The recent Amazon Web Services outage that took out huge swaths of the Internet a couple of weeks ago has been an eye opener for companies who rely heavily on the cloud. If you ever hope to avoid a similar multi-hour downtime in the future, it would help to pay attention to the crucial lessons we’ve learned from that incident.
That outage, which impacted several popular sites, including Adobe, Coursera, Imgur, Mailchimp, Medium, Quora, Slack, and Trello, to mention a few, was primarily caused by human error.
Members of the S3 (Simple Storage Service) team were debugging an issue that was affecting the S3 billing system. Unfortunately, one of the members accidentally placed an incorrect entry in one of the commands supposed to remove a small number of servers on one of the S3 subsystems. As a result, a much larger number of servers were taken out. This led to a domino effect.
An official explanation of the outage can be found here, so we won’t go into the details anymore. What we’re here to discuss are the lessons we can draw from that outage. These lessons apply to any organization who has started using the cloud, whether you’re a government agency, a large manufacturer, or a small private business.
Don’t put all your eggs in one basket
Even in this highly sophisticated age of cloud computing, the ancient adage of not putting your eggs in one basket apparently still holds. The big difference is that, in today’s IT, those “eggs” can be cloned before being placed in separate baskets. We call it redundancy.
In simple terms, that means creating replicas of your applications, servers, or systems, and deploying them separately. That way, if the active copy fails, the other one can take its place (a.k.a. active-passive configuration). Alternatively, you can also make both copies run simultaneously and share workload in order to prevent one system from getting overloaded (a.k.a. Active-active configuration).
In AWS or any cloud infrastructure, the simplest way to achieve redundancy is by deploying at least two instances of your applications. This entails installing those applications in separate virtual machines and running those VMs separately.
The purpose of redundancy is to eliminate a single point of failure. If one system fails, processes can still be redirected to the other system(s) while the crippled system is revived. Of course, it’s possible for both systems to be crippled.
This can happen if the two systems are deployed in the same geographical location. For example, if the two systems are running in the same data center and that datacenter is inundated by a massive flood, there won’t be any alternate system to redirect processes to.
This can be avoided if your cloud provider runs multiple data centers. That way, you can configure redundant instances across multiple datacenters. In AWS for example, cloud computing resources are hosted in multiple locations around the world in what they call Regions and Availability Zones (AZ).
So if you have instances in the Northern Virginia (US-EAST-1) Region and that region goes down (like what happened in the recent AWS outage) but you also have instances in other regions, your business would still continue to operate.

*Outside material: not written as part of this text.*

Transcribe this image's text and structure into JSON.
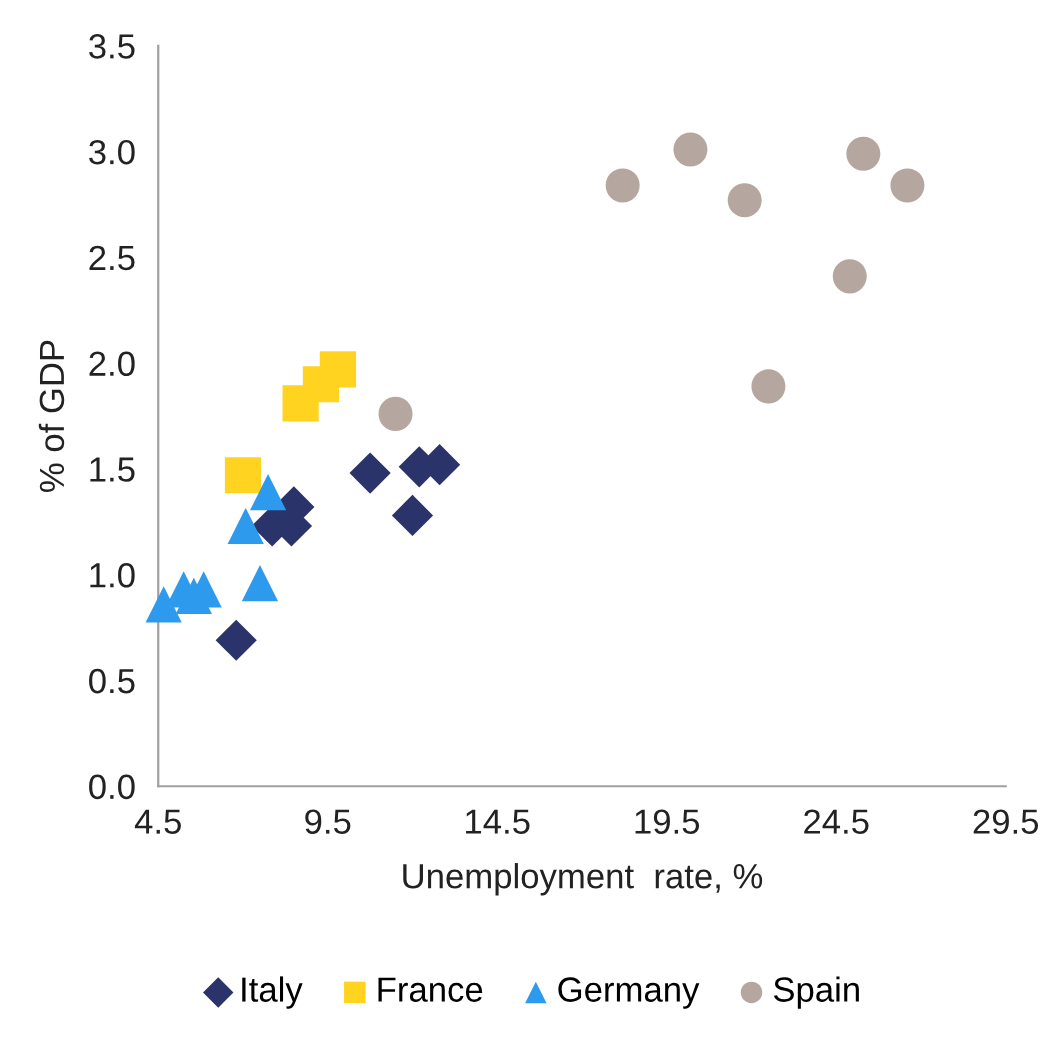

Other organizations take it a step further and deploy their systems using a multi-cloud architecture or a hybrid cloud architecture. Multi-cloud typically means subscribing with different cloud providers (e.g. Amazon, Azure, and Google), while hybrid cloud typically means deploying systems in public cloud and private (on-premise) infrastructures.
Share the workload
Having a backup failover system can help you quickly recover from an outage. But why wait for an outage if you can prevent one from happening? One of the reasons why systems go down is because they get overloaded.
To minimize the risk of an outage due to overloading, you can distribute the workload across multiple redundant systems in what is known as an active-active high availability (HA) cluster. You can do this by putting redundant systems behind a load balancer, which is the device responsible for distributing the workload. In AWS, workload distribution is achieved through what Amazon calls Elastic Load Balancing.

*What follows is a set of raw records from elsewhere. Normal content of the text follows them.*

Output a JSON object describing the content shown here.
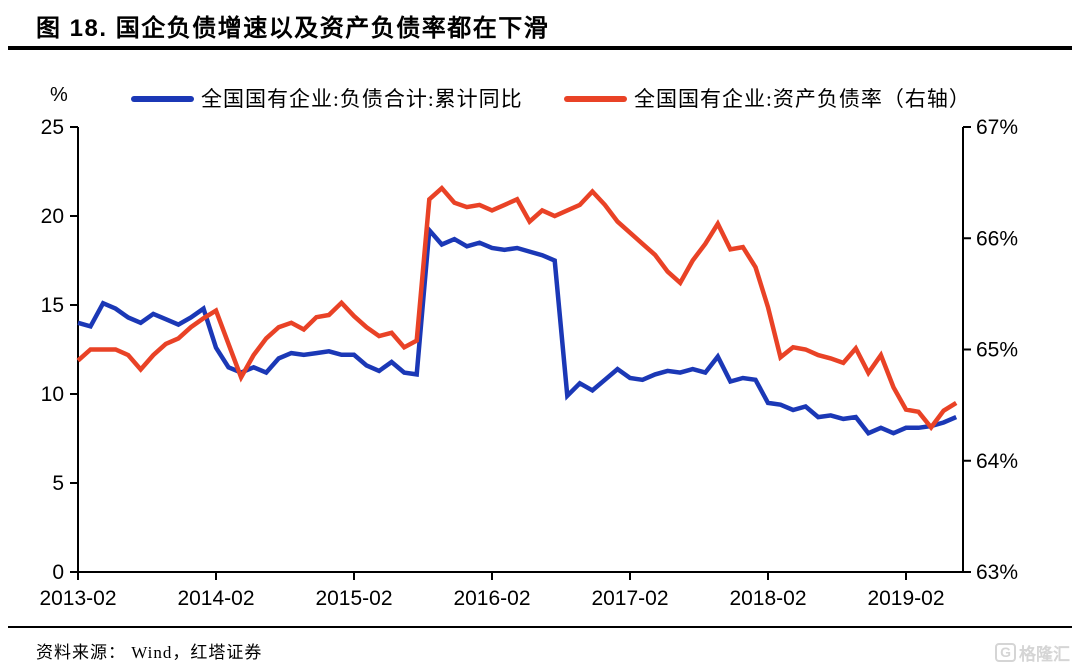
{
  "source_note": "资料来源： Wind，红塔证券",
  "logo": {
    "letter": "G",
    "text": "格隆汇"
  },
  "chart_data": {
    "type": "line",
    "title": "图 18. 国企负债增速以及资产负债率都在下滑",
    "legend_position": "top",
    "grid": false,
    "left_axis": {
      "unit": "%",
      "min": 0,
      "max": 25,
      "tick_values": [
        25,
        20,
        15,
        10,
        5,
        0
      ],
      "tick_labels": [
        "25",
        "20",
        "15",
        "10",
        "5",
        "0"
      ]
    },
    "right_axis": {
      "unit": "%",
      "min": 63,
      "max": 67,
      "tick_values": [
        67,
        66,
        65,
        64,
        63
      ],
      "tick_labels": [
        "67%",
        "66%",
        "65%",
        "64%",
        "63%"
      ]
    },
    "x_tick_labels": [
      "2013-02",
      "2014-02",
      "2015-02",
      "2016-02",
      "2017-02",
      "2018-02",
      "2019-02"
    ],
    "x_tick_indices": [
      0,
      11,
      22,
      33,
      44,
      55,
      66
    ],
    "x": [
      "2013-02",
      "2013-03",
      "2013-04",
      "2013-05",
      "2013-06",
      "2013-07",
      "2013-08",
      "2013-09",
      "2013-10",
      "2013-11",
      "2013-12",
      "2014-02",
      "2014-03",
      "2014-04",
      "2014-05",
      "2014-06",
      "2014-07",
      "2014-08",
      "2014-09",
      "2014-10",
      "2014-11",
      "2014-12",
      "2015-02",
      "2015-03",
      "2015-04",
      "2015-05",
      "2015-06",
      "2015-07",
      "2015-08",
      "2015-09",
      "2015-10",
      "2015-11",
      "2015-12",
      "2016-02",
      "2016-03",
      "2016-04",
      "2016-05",
      "2016-06",
      "2016-07",
      "2016-08",
      "2016-09",
      "2016-10",
      "2016-11",
      "2016-12",
      "2017-02",
      "2017-03",
      "2017-04",
      "2017-05",
      "2017-06",
      "2017-07",
      "2017-08",
      "2017-09",
      "2017-10",
      "2017-11",
      "2017-12",
      "2018-02",
      "2018-03",
      "2018-04",
      "2018-05",
      "2018-06",
      "2018-07",
      "2018-08",
      "2018-09",
      "2018-10",
      "2018-11",
      "2018-12",
      "2019-02",
      "2019-03",
      "2019-04",
      "2019-05",
      "2019-06"
    ],
    "series": [
      {
        "id": "liabilities-yoy",
        "name": "全国国有企业:负债合计:累计同比",
        "axis": "left",
        "color": "#1B38B6",
        "values": [
          14.0,
          13.8,
          15.1,
          14.8,
          14.3,
          14.0,
          14.5,
          14.2,
          13.9,
          14.3,
          14.8,
          12.6,
          11.5,
          11.2,
          11.5,
          11.2,
          12.0,
          12.3,
          12.2,
          12.3,
          12.4,
          12.2,
          12.2,
          11.6,
          11.3,
          11.8,
          11.2,
          11.1,
          19.2,
          18.4,
          18.7,
          18.3,
          18.5,
          18.2,
          18.1,
          18.2,
          18.0,
          17.8,
          17.5,
          9.9,
          10.6,
          10.2,
          10.8,
          11.4,
          10.9,
          10.8,
          11.1,
          11.3,
          11.2,
          11.4,
          11.2,
          12.1,
          10.7,
          10.9,
          10.8,
          9.5,
          9.4,
          9.1,
          9.3,
          8.7,
          8.8,
          8.6,
          8.7,
          7.8,
          8.1,
          7.8,
          8.1,
          8.1,
          8.2,
          8.4,
          8.7
        ]
      },
      {
        "id": "asset-liability-ratio",
        "name": "全国国有企业:资产负债率（右轴）",
        "axis": "right",
        "color": "#E94226",
        "values": [
          64.9,
          65.0,
          65.0,
          65.0,
          64.95,
          64.82,
          64.95,
          65.05,
          65.1,
          65.2,
          65.28,
          65.35,
          65.05,
          64.75,
          64.95,
          65.1,
          65.2,
          65.24,
          65.18,
          65.29,
          65.31,
          65.42,
          65.3,
          65.2,
          65.12,
          65.15,
          65.02,
          65.08,
          66.35,
          66.45,
          66.32,
          66.28,
          66.3,
          66.25,
          66.3,
          66.35,
          66.15,
          66.25,
          66.2,
          66.25,
          66.3,
          66.42,
          66.3,
          66.15,
          66.05,
          65.95,
          65.85,
          65.7,
          65.6,
          65.8,
          65.95,
          66.13,
          65.9,
          65.92,
          65.74,
          65.38,
          64.93,
          65.02,
          65.0,
          64.95,
          64.92,
          64.88,
          65.01,
          64.79,
          64.95,
          64.66,
          64.46,
          64.44,
          64.3,
          64.45,
          64.52
        ]
      }
    ]
  }
}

Make a disaster recovery plan
Taking into consideration budgetary constraints, no amount of redundancy and load balancing can make you totally immune to an outage. Just ask Amazon, owner of what is arguably the most resilient, fault tolerant cloud infrastructure in the world. And because an outage can happen, you need to prepare for it.
That’s where a disaster recovery (DR) plan comes in. A disaster recovery plan will help you know exactly what to do to bring you systems back into operation. A DR plan involves things like assessing risks, taking an inventory of assets, conducting business impact analysis, setting recovery point and time objectives, making backups and snapshots, planning out a DR strategy, and so on. We won’t go into the details here.
Once you have a DR plan, make sure you test it. Test it frequently. You should conduct walkthroughs, simulations, parallels, and even full interruption tests to make sure your DR plan actually works. One of the advantages about running things in the cloud is that it makes DR plan testing relatively easy.
Just because a cloud provider as big as Amazon can suffer an outage doesn’t mean you should start avoiding the cloud entirely. The economic and operational benefits of moving to the cloud far outweigh the risk of encountering outages like this. Besides, the chances of you suffering a much longer outage on an on-premise data center is much greater.